沈楚楚嚼完嘴里的冬枣,伸出一条手臂凭着感觉朝着碟子摸去,摸了半天却一颗枣都没摸到。
她叹了口气,小声嘟囔了一句:“这么快就吃完了……”
都怪狗皇帝太小气,才给她分了半斤冬枣,还不够她塞牙缝的。
司马致眯起细长的眸子,他小气?
进贡的贡品分到内务府去,便由着皇贵妃来操持剩下的事情,这冬枣又不是他分的,怎么就成他小气了?
沈楚楚咂了咂嘴,似乎是在回味冬枣的余味,胃里有一股气流向上顶去,她一张开嘴,就打了一个响亮的饱嗝。
嗝声在略显空荡的永和宫中回荡,犹如余音绕耳,在众人耳中久久不能散去。
杨海和身后的两个太医,老脸都憋红了,这次不是羞的,而是憋笑憋得。
他们进宫数十载,还是第一次见到如此毫无形象仪容可言的嫔妃,听闻贵妃娘娘突染风寒不能侍疾,但听着这声如洪钟的饱嗝,可不像是个病人能发的出来的。
无需诊脉,太医们便已经心知肚明,贵妃娘娘是没病装病,若非要说她有病,那估计她脑子可能有点问题。
听说过学堂的学子装病逃学的,就是没听过哪个嫔妃为了不想侍疾而装病,多少嫔妃想给皇上侍疾还没资格,贵妃娘娘却对侍疾避之若浼,这可不就是脑子有病吗?
沈楚楚揉了揉肚子,自言自语道:“是不是该用午膳了?”
“没吃饱?”他声线清冷的问道。
她下意识的接了一句:“是有点……”
话还未说完,她的声音便顿住了。
这充满磁性的男声,似乎有些耳熟。
沈楚楚动作僵硬的把遮在脸上的书册拿开,只见一道明黄色欣长的身影,就站在她的右手侧,居高临下的用眼角斜睨着她。
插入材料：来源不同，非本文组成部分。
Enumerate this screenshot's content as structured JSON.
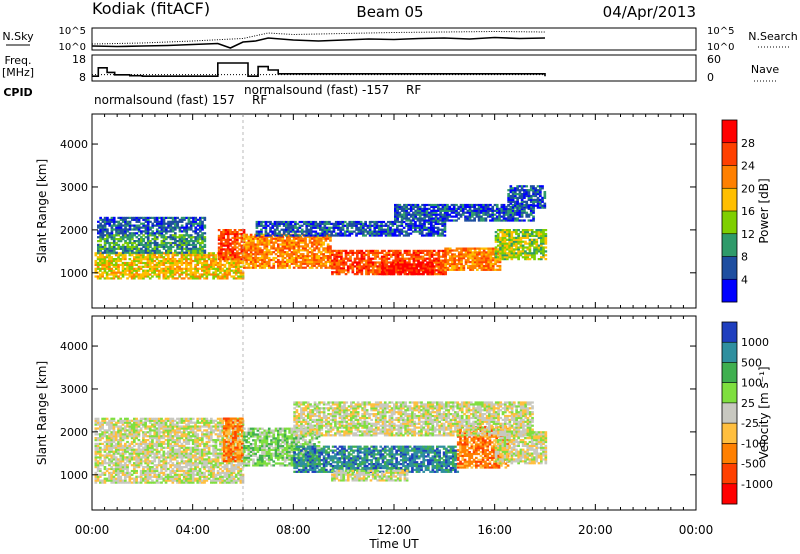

她愣了一瞬,仿佛清楚的听到脑中有一根弦,‘啪嗒’一声崩断了。
狗……狗皇帝怎么会在这里?他什么时候进来的?为什么也没人跟她通报一声?
司马致慢里斯条的弯下腰,不紧不慢的将指间夹着的一颗冬枣,轻轻的塞进了她的小嘴里。
他带着薄茧的指腹,在不经意间擦碰到她柔软的唇瓣,她的身子下意识的微微一颤,心脏跳得像是要跃出胸口似的。
司马致眸光懒散,面上挂着一抹漫不经心的笑容:“好吃吗?”
沈楚楚嘴里含着又圆又大的冬枣,将她脸侧的腮帮子都撑了起来,活像是一只在嘴里藏了松子的花栗鼠。
她把高高抬起的二郎腿放下,从贵妃榻上慌乱的爬了下去,齿间含糊道:“皇上赏的冬枣,味道自然是极好的。”
没等她跪下,司马致便伸手扶住了她的手臂,他笑容可掬的望着她:“听闻爱妃苦抄佛经一夜,不慎染上了风寒?”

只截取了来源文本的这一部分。